Haitians have also previously been left to fend for themselves on the rocks of Islote Monito, a neighboring cliffside cay, where they had to be rescued by the Coast Guard as recently as August.

"All-of-government response" as deportations continue

Hundreds of Haitians have been deported back to their ailing country since Sunday.
Hundreds of Haitians have been deported back to their ailing country since Sunday.  © IMAGO / Agencia EFE

Since Sunday, there have been 13 flights to Haiti from the United States ferrying over 1,400 refugees while 3,200 Haitian nationals have been moved to other processing facilities. As of Thursday morning, the population underneath the bridge had dropped to 4,050 people, DHS said.

The population decline is not just the result of the processing of the refugees, but "several thousand" choosing to leave the camp and return to Mexico out of fear they would be deported back to Haiti.

Acknowledging that some refugees have been released or paroled with a notice to appear in immigration court or at a facility, DHS officials said Haitian refugees remain the subject of removal from the US under the controversial public health law known as Title 42.
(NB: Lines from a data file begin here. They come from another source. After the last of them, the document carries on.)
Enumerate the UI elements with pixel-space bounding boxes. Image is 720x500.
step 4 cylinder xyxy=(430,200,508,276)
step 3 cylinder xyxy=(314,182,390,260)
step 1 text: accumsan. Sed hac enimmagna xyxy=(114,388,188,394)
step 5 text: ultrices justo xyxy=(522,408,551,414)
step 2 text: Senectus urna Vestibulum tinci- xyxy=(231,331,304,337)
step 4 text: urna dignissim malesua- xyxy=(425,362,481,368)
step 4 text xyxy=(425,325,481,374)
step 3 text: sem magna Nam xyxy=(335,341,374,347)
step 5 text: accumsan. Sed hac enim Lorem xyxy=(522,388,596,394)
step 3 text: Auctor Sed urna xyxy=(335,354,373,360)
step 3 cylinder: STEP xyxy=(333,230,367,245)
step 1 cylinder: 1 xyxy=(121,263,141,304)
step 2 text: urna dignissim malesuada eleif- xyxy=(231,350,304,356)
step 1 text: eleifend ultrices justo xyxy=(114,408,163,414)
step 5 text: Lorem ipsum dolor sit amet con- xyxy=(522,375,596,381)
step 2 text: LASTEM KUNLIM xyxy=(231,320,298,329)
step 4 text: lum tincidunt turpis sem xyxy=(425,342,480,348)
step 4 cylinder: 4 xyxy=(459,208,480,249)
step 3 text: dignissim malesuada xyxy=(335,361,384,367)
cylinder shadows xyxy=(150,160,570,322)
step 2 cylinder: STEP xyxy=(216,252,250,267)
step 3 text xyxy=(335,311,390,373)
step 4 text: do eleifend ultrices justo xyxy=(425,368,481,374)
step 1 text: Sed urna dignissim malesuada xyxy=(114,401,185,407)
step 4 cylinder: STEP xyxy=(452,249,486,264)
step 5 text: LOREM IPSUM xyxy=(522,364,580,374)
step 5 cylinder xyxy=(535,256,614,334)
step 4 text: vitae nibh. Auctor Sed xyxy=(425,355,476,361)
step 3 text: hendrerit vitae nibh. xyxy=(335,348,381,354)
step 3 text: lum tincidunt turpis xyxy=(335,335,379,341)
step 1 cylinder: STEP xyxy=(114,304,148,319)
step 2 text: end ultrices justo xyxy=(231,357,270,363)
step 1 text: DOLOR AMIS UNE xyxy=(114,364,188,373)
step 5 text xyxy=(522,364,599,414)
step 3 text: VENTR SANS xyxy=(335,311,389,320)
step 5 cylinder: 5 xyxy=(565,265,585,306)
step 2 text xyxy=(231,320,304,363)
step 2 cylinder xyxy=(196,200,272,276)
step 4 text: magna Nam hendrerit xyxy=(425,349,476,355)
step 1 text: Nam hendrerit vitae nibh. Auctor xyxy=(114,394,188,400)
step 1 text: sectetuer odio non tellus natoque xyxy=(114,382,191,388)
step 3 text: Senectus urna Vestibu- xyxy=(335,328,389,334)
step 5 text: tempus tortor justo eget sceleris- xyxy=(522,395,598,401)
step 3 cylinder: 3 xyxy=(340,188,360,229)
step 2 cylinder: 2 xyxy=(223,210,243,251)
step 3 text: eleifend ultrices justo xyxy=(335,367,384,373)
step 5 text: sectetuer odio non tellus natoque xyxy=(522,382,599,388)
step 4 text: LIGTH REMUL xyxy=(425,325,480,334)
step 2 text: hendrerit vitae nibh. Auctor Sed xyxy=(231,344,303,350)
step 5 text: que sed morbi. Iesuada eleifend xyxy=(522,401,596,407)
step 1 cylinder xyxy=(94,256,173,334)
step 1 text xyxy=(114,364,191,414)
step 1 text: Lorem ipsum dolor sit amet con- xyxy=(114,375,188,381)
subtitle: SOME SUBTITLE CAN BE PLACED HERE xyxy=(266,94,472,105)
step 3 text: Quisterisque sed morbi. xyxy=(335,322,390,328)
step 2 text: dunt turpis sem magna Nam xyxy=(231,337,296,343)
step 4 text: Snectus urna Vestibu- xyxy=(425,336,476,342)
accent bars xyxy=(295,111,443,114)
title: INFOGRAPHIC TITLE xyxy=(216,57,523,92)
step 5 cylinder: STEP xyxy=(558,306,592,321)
The surge in Del Rio has led to "an all-of-government response" with more than 2,300 federal, state and local personnel deployed. This includes 150 medical professionals, as well as 50 state law enforcement officers from Florida, to help secure the border.

Florida also sent airboats and off-road vehicles to help with surveillance of the US-Mexico border, Florida Department of Law Enforcement spokesperson Gretl Plessinger said.

US authorities acknowledge that they have been coordinating with Mexican authorities on the migration problem.